Mendel's principles of heredity: A defence - William Bateson; Gregor Mendel

Professor Weldon does not wholly avoid these (as Mendel did in regard to shape) and we will follow him through his difficulties hereafter. For the present let me say that the classes round and wrinkled are not readily applicable to those other varieties and are not so applied either by Mendel or other practical writers on these subjects. To use the terms indicated in the Introduction, seed-shape depends on more than one pair of allelomorphs—possibly on several.

Stability and Variability.

Generally speaking peas which when seen in bulk are monomorphic in colour and shape, will give fairly true and uniform offspring (but such strict monomorphism is rather exceptional). Instances to the contrary occur, and in my own brief experience I have seen some. In a row of Fill-basket grown from selected seed there were two plants of different habit, seed-shape, etc. Each bore pods with seeds few though large and round. Again Blue Peter (blue and round) and Laxton’s Alpha (blue and wrinkled), grown in my garden and left to nature uncovered, have each given a considerable proportion of seeds with yellow cotyledons, about 20% in the case of Laxton’s Alpha. The distribution of these on the plants I cannot state. The plants bearing them in each case sprang from green-cotyledoned seeds taken from samples containing presumably unselected green seeds only. A part of this exceptional result may be due to crossing, but heterogeneity of conditions[68] especially in or after ripening is a more likely cause, hypotheses I hope to investigate next season. Hitherto I had supposed the crossing, if any, to be done by Bruchus or Thrips, but Tschermak also suspects Megachile, the leaf-cutter bee, which abounds in my garden.

Whatever the cause, these irregularities may undoubtedly occur; and if they be proved to be largely independent of crossing and conditions, this will in nowise vitiate the truth of the Mendelian principle. For in that case it may simply be variability. Such true variation, or sporting, in the pea is referred to by many observers. Upon this subject I have received most valuable facts from Mr Arthur Sutton, who has very kindly interested himself in these inquiries. He tells me that several highly bred varieties, selected with every possible care, commonly throw a small but constant proportion of poor and almost vetch-like plants, with short pods and small round seeds, which are hoed out by experienced men each year before ripening. Other high-class varieties always, wherever grown, and when far from other sorts, produce a small percentage of some one or more definite “sports.” Of these peculiar sports he has sent me a collection of twelve, taken from as many standard varieties, each “sport” being represented by eight seeds, which though quite distinct from the type agree with each other in almost all cases.

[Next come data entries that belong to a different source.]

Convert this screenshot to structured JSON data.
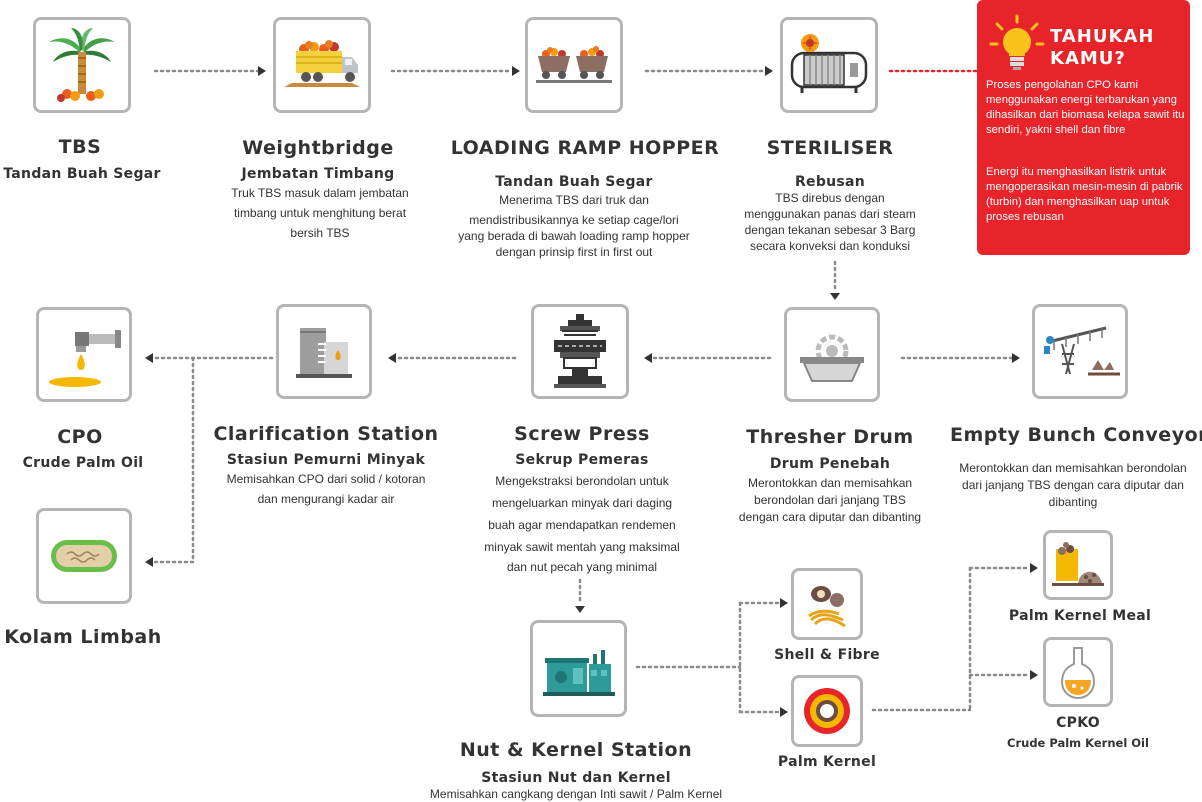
{
  "callout": {
    "title": "TAHUKAH KAMU?",
    "para1": "Proses pengolahan CPO kami menggunakan energi terbarukan yang dihasilkan dari biomasa kelapa sawit itu sendiri, yakni shell dan fibre",
    "para2": "Energi itu menghasilkan listrik untuk mengoperasikan mesin-mesin di pabrik (turbin) dan menghasilkan uap untuk proses rebusan"
  },
  "steps": {
    "tbs": {
      "title": "TBS",
      "subtitle": "Tandan Buah Segar"
    },
    "weightbridge": {
      "title": "Weightbridge",
      "subtitle": "Jembatan Timbang",
      "desc": [
        "Truk TBS masuk dalam jembatan",
        "timbang untuk menghitung berat",
        "bersih TBS"
      ]
    },
    "loading_ramp": {
      "title": "LOADING RAMP HOPPER",
      "subtitle": "Tandan Buah Segar",
      "desc": [
        "Menerima TBS dari truk dan",
        "mendistribusikannya ke setiap cage/lori",
        "yang berada di bawah loading ramp hopper",
        "dengan prinsip first in first out"
      ]
    },
    "steriliser": {
      "title": "STERILISER",
      "subtitle": "Rebusan",
      "desc": [
        "TBS direbus dengan",
        "menggunakan panas dari steam",
        "dengan tekanan sebesar 3 Barg",
        "secara konveksi dan konduksi"
      ]
    },
    "thresher": {
      "title": "Thresher Drum",
      "subtitle": "Drum Penebah",
      "desc": [
        "Merontokkan dan memisahkan",
        "berondolan dari janjang TBS",
        "dengan cara diputar dan dibanting"
      ]
    },
    "empty_bunch": {
      "title": "Empty Bunch Conveyor",
      "desc": [
        "Merontokkan dan memisahkan berondolan",
        "dari janjang TBS dengan cara diputar dan",
        "dibanting"
      ]
    },
    "screw_press": {
      "title": "Screw Press",
      "subtitle": "Sekrup Pemeras",
      "desc": [
        "Mengekstraksi berondolan untuk",
        "mengeluarkan minyak dari daging",
        "buah agar mendapatkan rendemen",
        "minyak sawit mentah yang maksimal",
        "dan nut pecah yang minimal"
      ]
    },
    "clarification": {
      "title": "Clarification Station",
      "subtitle": "Stasiun Pemurni Minyak",
      "desc": [
        "Memisahkan CPO dari solid / kotoran",
        "dan mengurangi kadar air"
      ]
    },
    "cpo": {
      "title": "CPO",
      "subtitle": "Crude Palm Oil"
    },
    "kolam": {
      "title": "Kolam Limbah"
    },
    "nut_kernel": {
      "title": "Nut & Kernel Station",
      "subtitle": "Stasiun Nut dan Kernel",
      "desc": [
        "Memisahkan cangkang dengan Inti sawit / Palm Kernel"
      ]
    },
    "shell_fibre": {
      "title": "Shell & Fibre"
    },
    "palm_kernel": {
      "title": "Palm Kernel"
    },
    "pkm": {
      "title": "Palm Kernel Meal"
    },
    "cpko": {
      "title": "CPKO",
      "subtitle": "Crude Palm Kernel Oil"
    }
  },
  "colors": {
    "accent_red": "#e8242b",
    "dotted_gray": "#8a8a8a",
    "box_border": "#b5b5b5",
    "teal": "#2e9b9a",
    "orange": "#f0a01e"
  },
  "icons": {
    "tbs": "palm-tree-icon",
    "weightbridge": "truck-icon",
    "loading_ramp": "lorry-carts-icon",
    "steriliser": "steriliser-tank-icon",
    "thresher": "thresher-drum-icon",
    "empty_bunch": "conveyor-icon",
    "screw_press": "screw-press-icon",
    "clarification": "clarification-tank-icon",
    "cpo": "oil-tap-icon",
    "kolam": "waste-pond-icon",
    "nut_kernel": "nut-kernel-machine-icon",
    "shell_fibre": "shell-fibre-icon",
    "palm_kernel": "palm-kernel-icon",
    "pkm": "kernel-meal-icon",
    "cpko": "flask-icon",
    "callout": "lightbulb-icon"
  }
}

In two cases, he tells me, these seed-sports sown separately have been found to give plants identical with the standard type and must therefore be regarded as sports in seed characters only; in other cases change of plant-type is associated with the change of seed-type.

In most standard varieties these definite sports are not very common, but in a few they are common enough to require continual removal by selection[69].

I hope before long to be able to give statistical details and experiments relating to this extraordinarily interesting subject. As de Vries writes in his fine work Die Mutationstheorie (I. p. 580), “a study of the seed-differences of inconstant, or as they are called, ‘still’ unfixed varieties, is a perfect treasure-house of new discoveries.”

Let us consider briefly the possible significance of these facts in the light of Mendelian teaching. First, then, it is clear that as regards most of such cases the hypothesis is not excluded that these recurring sports may be due to the fortuitous concurrence of certain scarcer hypallelomorphs, which may either have been free in the original parent varieties from which the modern standard forms were raised, or may have been freed in the crossing to which the latter owe their origin (see p. [28]). This possibility raises the question whether, if we could make “pure cultures” of the gametes, any variations of this nature would ever occur. This may be regarded as an unwarrantable speculation, but it is not wholly unamenable to the test of experiments.

But variability, in the sense of division of gonads into heterogeneous gametes, may surely be due to causes other than crossing. This we cannot doubt. Cross-fertilization of the zygote producing those gametes is one of the causes of such heterogeneity among them. We cannot suppose it to be the sole cause of this phenomenon.

When Mendel asserts the purity of the germ-cells of cross-breds he cannot be understood to mean that they are more pure than those of the original parental races. These must have varied in the past. The wrinkled seed arose from the round, the green from the yellow (or vice versâ, if preferred), and probably numerous intermediate forms from both.